Medicare Shared Savings Program (MSSP) ACOs: Clinics associated with an MSSP ACO are required to report their performance on measures for Hemoglobin A1c (AbA1c) Poor Control (>9%). More information about this measure and requirements can be found here.
HEDIS Depression-Related Measures:
The HEDIS Comprehensive Diabetes measure for 2018 includes components for:
- A1c testing
- A1c control or lack of control
- Eye exam
- Attention for nephropathy
- LDL screening and LDL control
More information available here.
Medicaid ACOs: As of 2017, a number of states operating Medicaid ACO or ACO-like programs included measures related to diabetes care in order to assess quality. Most commonly, these measures assess the percentage of patients with an A1c that is controlled/uncontrolled. Most states require participating organizations to submit diabetes quality measure performance; in some cases, submission is voluntary. More information can be found here.

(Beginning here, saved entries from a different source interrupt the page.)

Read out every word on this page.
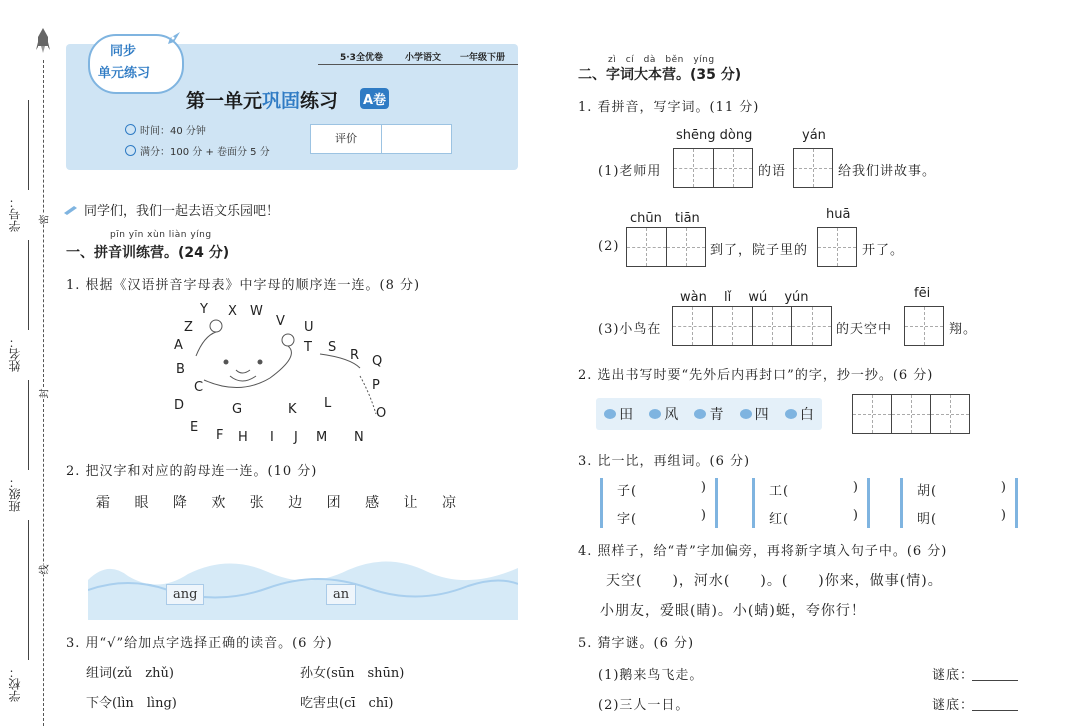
学号：
姓名：
班级：
学校：
密
封
线
同步
单元练习
5·3全优卷 小学语文 一年级下册
第一单元巩固练习 A卷
时间：40 分钟
满分：100 分 + 卷面分 5 分
评价
同学们，我们一起去语文乐园吧！
pīn yīn xùn liàn yíng
一、拼音训练营。(24 分)
1. 根据《汉语拼音字母表》中字母的顺序连一连。(8 分)
Y X W
Z	V U
A	T S
R Q
B
P
C
D	G	K L
O
E
F H I J M N
2. 把汉字和对应的韵母连一连。(10 分)
霜 眼 降 欢 张 边 团 感 让 凉
ang	an
3. 用“√”给加点字选择正确的读音。(6 分)
组词(zǔ　zhǔ)	孙女(sūn　shūn)
下令(lìn　lìng)	吃害虫(cī　chī)
zì　cí　dà　běn　yíng
二、字词大本营。(35 分)
1. 看拼音，写字词。(11 分)
shēng dòng	yán
(1)老师用	的语	给我们讲故事。
chūn　tiān	huā
(2)	到了，院子里的	开了。
wàn　 lǐ　 wú　 yún	fēi
(3)小鸟在	的天空中	翔。
2. 选出书写时要“先外后内再封口”的字，抄一抄。(6 分)
田	风	青	四	白
3. 比一比，再组词。(6 分)
子(	)
字(	)
工(	)
红(	)
胡(	)
明(	)
4. 照样子，给“青”字加偏旁，再将新字填入句子中。(6 分)
天空(　　)，河水(　　)。(　　)你来，做事(情)。
小朋友，爱眼(睛)。小(蜻)蜓，夸你行！
5. 猜字谜。(6 分)
(1)鹅来鸟飞走。	谜底：
(2)三人一日。	谜底：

Commercial Insurance: A number of large commercial insurers use provider performance on at least one diabetes metric (typically the HEDIS composite diabetes metric) to either award bonus payments or determine a provider’s quality tier. Examples of such programs include those sponsored by United Healthcare, Humana, and Aetna. For information on programs offered by other insurers, providers should visit each insurer’s provider portal.
Direct Billing
Beyond services provided by physicians or nurse practitioners, practices may be able to bill for additional services provided. Practices may be able to bill for dietician services delivered to Medicare patients with Diabetes if those services meet criteria for Medical Nutrition Therapy (MNT). More information about billing for MNT can be found here. Practice-embedded pharmacists may also be able to bill certain commercial insurers for their services, depending on the practitioner’s state and the specific insurer. More information can be found here.